Néanmoins, les Ecoles de Surf s’inquiètent pour cette année 2011 d’un projet d’arrêté qui limiterait à 2 le nombre de moniteurs par école alors qu’ils en utilisaient 3.
Monsieur Edgard MAURINCOMME souligne qu’il s’agit d’une information qu’il a obtenue des services de surveillance des plages et regrette cette erreur qui sera rectifiée.
Ainsi, le nouvel arrêté indiquera 3 moniteurs par école et non pas 2. Il insiste sur le fait que ce chiffre doit être consigné par écrit.
Monsieur Guillaume MOUTRON souligne qu’il faut pour sa part repartir sur des règles identiques à l’an passé, puisqu’elles donnaient toute satisfaction.
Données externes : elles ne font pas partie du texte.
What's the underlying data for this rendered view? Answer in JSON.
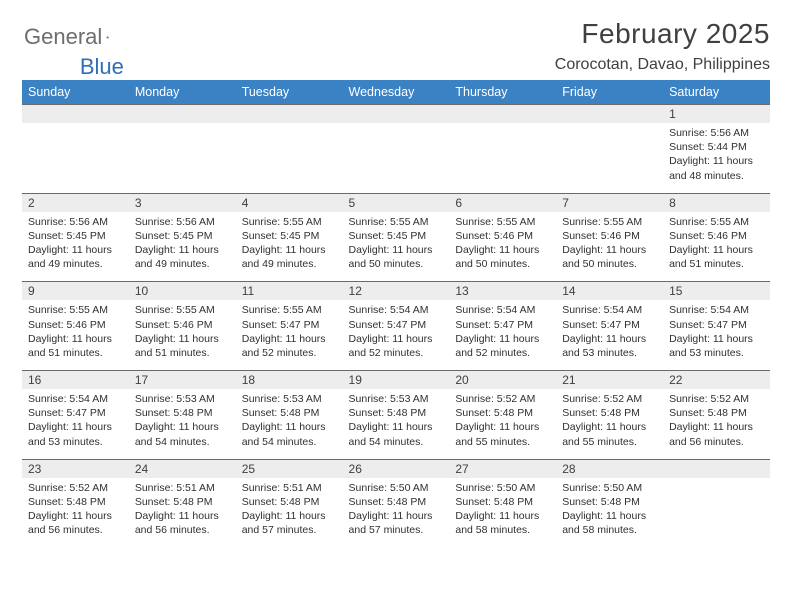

Monsieur Edgard MAURINCOMME craint néanmoins des problèmes de sécurité et Monsieur Philippe BARROS-TASTETS indique qu’en cas de dérapage, il faudra en tirer toutes les conclusions pour l’année suivante.
Monsieur Philippe BARROS-TASTETS souligne également que la proposition de limiter à 2 moniteurs avait été adoptée en commission générale à l’unanimité dans l’ignorance où nous étions de l’accord antérieur portant à 3 ce nombre.
En conséquence, il affirme qu’il est impossible de revenir sur cet accord.

Monsieur Edgard MAURINCOMME conclut sur le sujet, en soulignant qu’il y a un risque toutefois pour cette année, que certaines écoles contournent la règle en utilisant plus de moniteurs, ceux-ci donnant leurs leçons en zone non règlementée, non soumises au présent arrêté.
Enfin, Monsieur Edgard MAURINCOMME tient à informer ses collègues et donc qu’il est en relation avec une Société de production télévisée qui devrait faire un reportage sur France 3 intitulé « un été en France », dont le but sera la promotion notamment des MNS, Centres de secours et Samu à Seignosse.
Ainsi, selon lui, plusieurs MNS et CRS de Seignosse seront mis à l’honneur.



A 20h45, constatant qu’il n’y a plus de question, Madame Marie-Christine MAISONNAVE lève la séance.


La Secrétaire de séance,    Pour le Maire empêché,
Agnès COUVREUX    Marie-Christine MAISONNAVE.